Les regrets, toutefois, ne servent à rien. Le temps du combat est arrivé, non pas pour rejeter la civilisation numérique, mais pour en transformer la nature économique et en faire un projet qui abandonne le cauchemar transhumaniste pour retrouver l’idéal humain… »
Écrit en 2019, le temps du combat, non seulement n’a pas eu lieu trois ans plus tard, au contraire, le brouillage de l’esprit s’accélère. Le processus d’abêtissement atteint la cote d’alerte avec le constat de l’échec à l’école d’une génération qui devrait prendre demain les rênes du pays.
Bien sûr, il restera une élite à ne pas sombrer dans la facilité numérique soit par goût, soit par option du choix d’une école, en générale privée, donc chère et hors de portée des gens. Mais quel gâchis et quel danger d’une élite exerçant un pouvoir de domination sur une masse abêtie !
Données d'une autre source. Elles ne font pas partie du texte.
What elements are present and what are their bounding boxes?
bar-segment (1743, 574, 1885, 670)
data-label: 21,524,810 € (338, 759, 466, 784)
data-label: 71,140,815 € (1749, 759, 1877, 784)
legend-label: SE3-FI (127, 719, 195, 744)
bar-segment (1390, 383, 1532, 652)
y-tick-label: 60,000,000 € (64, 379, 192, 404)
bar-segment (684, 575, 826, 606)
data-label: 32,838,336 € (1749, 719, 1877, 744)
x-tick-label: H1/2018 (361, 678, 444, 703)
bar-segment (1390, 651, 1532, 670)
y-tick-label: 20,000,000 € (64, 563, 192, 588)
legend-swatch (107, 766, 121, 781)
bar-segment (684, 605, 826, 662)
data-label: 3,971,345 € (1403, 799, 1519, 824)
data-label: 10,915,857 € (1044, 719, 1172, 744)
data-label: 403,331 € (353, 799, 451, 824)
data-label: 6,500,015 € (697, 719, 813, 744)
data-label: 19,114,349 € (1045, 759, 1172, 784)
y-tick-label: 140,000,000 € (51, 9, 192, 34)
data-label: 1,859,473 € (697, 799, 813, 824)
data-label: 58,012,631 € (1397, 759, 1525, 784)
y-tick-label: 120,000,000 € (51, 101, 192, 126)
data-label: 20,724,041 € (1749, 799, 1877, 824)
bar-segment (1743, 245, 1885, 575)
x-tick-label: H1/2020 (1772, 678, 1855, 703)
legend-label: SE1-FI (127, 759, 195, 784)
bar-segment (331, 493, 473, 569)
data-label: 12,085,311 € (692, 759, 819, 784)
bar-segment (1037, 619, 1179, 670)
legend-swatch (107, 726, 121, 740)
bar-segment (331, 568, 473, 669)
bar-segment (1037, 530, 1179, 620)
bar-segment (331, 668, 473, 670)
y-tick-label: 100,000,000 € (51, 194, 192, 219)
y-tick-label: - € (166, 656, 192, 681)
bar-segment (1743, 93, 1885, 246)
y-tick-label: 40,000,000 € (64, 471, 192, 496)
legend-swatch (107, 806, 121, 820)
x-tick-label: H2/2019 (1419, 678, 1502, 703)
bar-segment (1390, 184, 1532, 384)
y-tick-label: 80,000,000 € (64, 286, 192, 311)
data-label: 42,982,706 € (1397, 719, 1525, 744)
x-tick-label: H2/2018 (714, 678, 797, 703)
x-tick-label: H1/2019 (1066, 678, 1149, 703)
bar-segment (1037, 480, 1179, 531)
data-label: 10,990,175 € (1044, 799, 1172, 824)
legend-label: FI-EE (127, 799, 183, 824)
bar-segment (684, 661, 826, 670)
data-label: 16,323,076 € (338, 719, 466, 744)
Quand les différences de classe peuvent comme par le passé (mais c’était à l’époque dû au seul pouvoir de l’argent), réduire une population quasiment à l’esclavage, on n’est pas loin de la guerre civile.
L’élite, se moquant des poissons rouges, plonge ses mains blanches dans l’aquarium et s’amuse à les saisir, riant de leur fuite éperdue. Un jour, ils se transformeront en piranhas sans que l’élite s’en aperçoive. Elle risque d’y laisser beaucoup plus que les mains.